In the wake of a decision taken by the International Trade Center (ITC) to drop one of the major components of the Youth Empowerment Project (YEP) that deals with Creative Industries, Gambian filmmaker Prince Bubacarr Aminata Sankanu has taken to Facebook to decry such a move. He expressed his disappointment towards the €11 million YEP, deploring the fact that the sector will not benefit from the European Union-funded project.

“Well am not surprised as the creative sectors have their own rules and cannot be controlled like most “tamed” sectors,” Sankanu said in a June 29 Facebook post in which he took off the gloves and went straight to the point.

Over these past years, the cinematographic sector was struggling to survive in the face of mounting challenges.

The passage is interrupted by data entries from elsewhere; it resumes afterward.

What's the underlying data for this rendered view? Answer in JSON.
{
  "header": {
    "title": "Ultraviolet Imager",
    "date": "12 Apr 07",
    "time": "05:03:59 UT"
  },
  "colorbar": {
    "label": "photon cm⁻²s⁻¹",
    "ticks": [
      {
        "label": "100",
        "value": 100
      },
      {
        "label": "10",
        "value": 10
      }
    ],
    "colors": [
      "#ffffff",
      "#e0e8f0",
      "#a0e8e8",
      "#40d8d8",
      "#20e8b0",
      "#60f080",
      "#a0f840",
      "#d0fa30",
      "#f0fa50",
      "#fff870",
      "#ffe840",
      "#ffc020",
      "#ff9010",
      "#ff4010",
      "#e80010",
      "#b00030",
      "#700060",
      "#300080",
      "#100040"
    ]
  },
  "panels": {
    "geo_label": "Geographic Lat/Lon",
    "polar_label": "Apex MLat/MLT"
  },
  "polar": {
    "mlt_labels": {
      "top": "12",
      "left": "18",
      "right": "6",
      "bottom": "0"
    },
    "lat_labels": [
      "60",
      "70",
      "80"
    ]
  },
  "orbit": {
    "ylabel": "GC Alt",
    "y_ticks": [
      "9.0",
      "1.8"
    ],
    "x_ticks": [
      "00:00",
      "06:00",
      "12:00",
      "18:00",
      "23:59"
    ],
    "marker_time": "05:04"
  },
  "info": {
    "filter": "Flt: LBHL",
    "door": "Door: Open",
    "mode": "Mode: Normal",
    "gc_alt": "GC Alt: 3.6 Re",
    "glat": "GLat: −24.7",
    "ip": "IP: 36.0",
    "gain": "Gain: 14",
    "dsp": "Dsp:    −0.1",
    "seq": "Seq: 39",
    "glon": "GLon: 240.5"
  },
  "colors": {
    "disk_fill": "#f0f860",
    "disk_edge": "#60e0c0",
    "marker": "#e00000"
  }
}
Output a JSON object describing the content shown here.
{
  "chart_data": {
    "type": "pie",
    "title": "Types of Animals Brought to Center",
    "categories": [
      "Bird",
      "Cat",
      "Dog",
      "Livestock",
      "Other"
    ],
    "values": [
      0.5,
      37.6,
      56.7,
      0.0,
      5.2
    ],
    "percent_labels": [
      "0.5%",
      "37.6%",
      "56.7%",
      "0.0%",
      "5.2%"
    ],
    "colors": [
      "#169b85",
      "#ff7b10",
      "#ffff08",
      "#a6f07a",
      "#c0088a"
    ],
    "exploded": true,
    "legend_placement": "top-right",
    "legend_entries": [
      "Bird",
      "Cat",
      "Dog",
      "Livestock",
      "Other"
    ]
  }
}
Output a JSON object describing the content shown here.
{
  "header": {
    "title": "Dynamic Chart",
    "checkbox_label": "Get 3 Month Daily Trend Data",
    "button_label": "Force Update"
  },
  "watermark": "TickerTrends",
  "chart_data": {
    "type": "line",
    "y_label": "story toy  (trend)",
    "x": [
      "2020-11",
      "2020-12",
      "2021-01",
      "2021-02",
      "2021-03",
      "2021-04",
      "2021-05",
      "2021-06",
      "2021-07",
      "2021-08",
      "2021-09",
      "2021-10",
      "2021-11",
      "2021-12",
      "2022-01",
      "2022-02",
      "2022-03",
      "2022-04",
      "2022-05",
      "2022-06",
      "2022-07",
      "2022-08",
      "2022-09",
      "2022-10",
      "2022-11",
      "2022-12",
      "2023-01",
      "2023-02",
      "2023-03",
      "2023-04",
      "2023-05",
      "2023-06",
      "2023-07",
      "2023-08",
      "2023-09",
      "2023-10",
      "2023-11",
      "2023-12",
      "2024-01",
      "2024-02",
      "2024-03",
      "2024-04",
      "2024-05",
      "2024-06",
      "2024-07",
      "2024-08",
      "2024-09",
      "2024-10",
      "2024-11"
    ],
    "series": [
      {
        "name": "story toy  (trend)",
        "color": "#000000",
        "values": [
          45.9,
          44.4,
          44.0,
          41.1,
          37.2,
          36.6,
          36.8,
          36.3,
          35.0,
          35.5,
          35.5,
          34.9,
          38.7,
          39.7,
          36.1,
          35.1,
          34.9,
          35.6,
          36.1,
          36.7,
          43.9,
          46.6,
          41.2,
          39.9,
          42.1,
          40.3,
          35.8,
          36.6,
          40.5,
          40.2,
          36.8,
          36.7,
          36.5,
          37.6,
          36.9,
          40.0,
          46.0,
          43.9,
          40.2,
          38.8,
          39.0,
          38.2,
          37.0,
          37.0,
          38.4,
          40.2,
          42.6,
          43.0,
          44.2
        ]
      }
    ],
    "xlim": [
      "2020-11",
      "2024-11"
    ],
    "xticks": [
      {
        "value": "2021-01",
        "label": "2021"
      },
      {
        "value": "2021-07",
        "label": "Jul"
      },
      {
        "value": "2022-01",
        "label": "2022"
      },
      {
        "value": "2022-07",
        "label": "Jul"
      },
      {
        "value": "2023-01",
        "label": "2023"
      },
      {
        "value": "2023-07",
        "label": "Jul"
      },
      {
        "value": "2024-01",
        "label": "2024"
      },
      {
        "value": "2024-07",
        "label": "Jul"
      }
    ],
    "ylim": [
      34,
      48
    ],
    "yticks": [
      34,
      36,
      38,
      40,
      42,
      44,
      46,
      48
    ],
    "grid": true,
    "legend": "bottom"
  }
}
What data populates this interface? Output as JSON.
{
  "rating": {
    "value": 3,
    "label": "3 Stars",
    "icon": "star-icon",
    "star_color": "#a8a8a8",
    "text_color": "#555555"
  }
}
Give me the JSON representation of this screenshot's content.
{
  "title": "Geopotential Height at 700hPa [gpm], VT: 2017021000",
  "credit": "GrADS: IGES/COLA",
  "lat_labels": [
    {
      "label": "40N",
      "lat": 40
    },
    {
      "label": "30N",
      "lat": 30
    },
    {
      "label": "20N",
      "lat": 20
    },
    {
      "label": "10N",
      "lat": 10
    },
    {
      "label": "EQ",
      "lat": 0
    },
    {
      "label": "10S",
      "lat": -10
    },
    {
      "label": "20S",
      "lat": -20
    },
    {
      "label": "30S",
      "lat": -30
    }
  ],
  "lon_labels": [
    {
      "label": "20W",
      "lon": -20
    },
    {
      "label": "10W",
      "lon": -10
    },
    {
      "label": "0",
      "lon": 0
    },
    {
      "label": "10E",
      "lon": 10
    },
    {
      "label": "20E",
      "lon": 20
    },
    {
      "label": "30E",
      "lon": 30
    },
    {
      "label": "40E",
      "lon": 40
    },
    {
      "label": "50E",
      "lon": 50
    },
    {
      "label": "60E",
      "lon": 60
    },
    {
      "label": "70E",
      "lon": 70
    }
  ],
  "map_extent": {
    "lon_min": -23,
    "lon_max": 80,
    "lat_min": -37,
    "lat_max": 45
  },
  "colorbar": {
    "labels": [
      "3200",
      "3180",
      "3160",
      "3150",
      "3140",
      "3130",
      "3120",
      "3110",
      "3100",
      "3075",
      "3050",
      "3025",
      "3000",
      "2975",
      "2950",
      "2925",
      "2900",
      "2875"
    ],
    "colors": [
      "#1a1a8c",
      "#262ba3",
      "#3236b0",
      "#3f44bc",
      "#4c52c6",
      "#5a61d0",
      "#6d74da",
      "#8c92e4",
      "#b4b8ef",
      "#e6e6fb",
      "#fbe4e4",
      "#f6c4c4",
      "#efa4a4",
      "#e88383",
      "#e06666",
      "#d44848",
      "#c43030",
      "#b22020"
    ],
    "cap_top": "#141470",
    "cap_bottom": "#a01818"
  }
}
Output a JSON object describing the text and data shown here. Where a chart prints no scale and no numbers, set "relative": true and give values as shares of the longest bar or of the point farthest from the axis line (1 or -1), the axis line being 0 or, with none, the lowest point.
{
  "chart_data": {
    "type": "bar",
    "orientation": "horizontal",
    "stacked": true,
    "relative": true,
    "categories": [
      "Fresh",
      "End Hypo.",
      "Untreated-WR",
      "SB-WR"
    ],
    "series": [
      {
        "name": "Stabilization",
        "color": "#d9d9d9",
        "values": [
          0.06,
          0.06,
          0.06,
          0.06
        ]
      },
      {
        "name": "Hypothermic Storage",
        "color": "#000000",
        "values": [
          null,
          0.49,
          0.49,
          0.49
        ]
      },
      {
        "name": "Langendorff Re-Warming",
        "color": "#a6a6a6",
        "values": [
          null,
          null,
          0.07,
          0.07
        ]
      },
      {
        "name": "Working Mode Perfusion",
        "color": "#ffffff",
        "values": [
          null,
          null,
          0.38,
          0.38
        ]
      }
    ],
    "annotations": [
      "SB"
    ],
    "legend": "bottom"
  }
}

Since his return to Gambia, Prince Bubacarr Aminata Sankanu was able to bring a new synergy to film production in the country, creating opportunities for young artists.

Sankanu further stated that youths with creative skills are being left to struggle on their own.

“We have no strong lobby in Government yet as I stand to be corrected but I cannot see technocrats or advisers who can passionately help the Barrow Government understand the huge benefits of the creative economy for The Gambia and thus give it due attention within the National Development Plan 2018-2021,” he said.

He said if Nigeria film and art scenes are shining on the world map it is because of the support of the Federal Government, which provides “crucial funding when banks and donor agencies failed to support their artists and filmmakers.”

However, Sankanu conceded that the Tourism and Culture Minister Hamat Bah acknowledged that the country’s creative sectors has a huge potential to boost employment and even create more jobs than the tourism industry.

“Are we getting the right support to take off and make The Gambia proud?” he quizzed while venting his frustration over the present state of affairs in Gambian Creative Industries.

YEP Project Manager Raimund Moser, who spoke to this reporter, said there is a misunderstanding.

ITC has been contracted by the European Union to implement YEP, an initiative geared towards revamping the employment sector. Statistics released by the EU indicate that 242 Micro, Small and Medium Entreprises have been supported by the YEP project, 38000 youths have been reached since the launch of the project.

Raimund Moser then added they are working with the Creative Industries, citing the Kankurang Festival in Jangjangbureh.

“We are working with fashion designers and we want also to do more in multimedia (photography, radio production etc),” he remarked

In an attempt to shed light on the ‘controversy’ behind Sankanu’s reaction, he said there was an open tender directed to various companies working in this areas to provide proposals.

“We’ve received a number of proposals, and our procurement department is looking at them,” he said. But he was quick that some of the bidders put the bar too high.

“For the number of people to be trained in the sector, we will have to invest more money than in any other sector. That is why we decided to put on hold the tender regarding Creative Industries and do other initiatives, ” he emphasized. “They all applied as a privately owned service provider.”

He said some people are frustrated because they haven’t received the contract, making it very clear this doesn’t mean in any way that ITC is not working in the Creative Industries.

Weighing in on the very specific procurement they’ve put on hold, he said they did not get the expected results in order to justify investments.

“We are looking at doing it differently,” he said.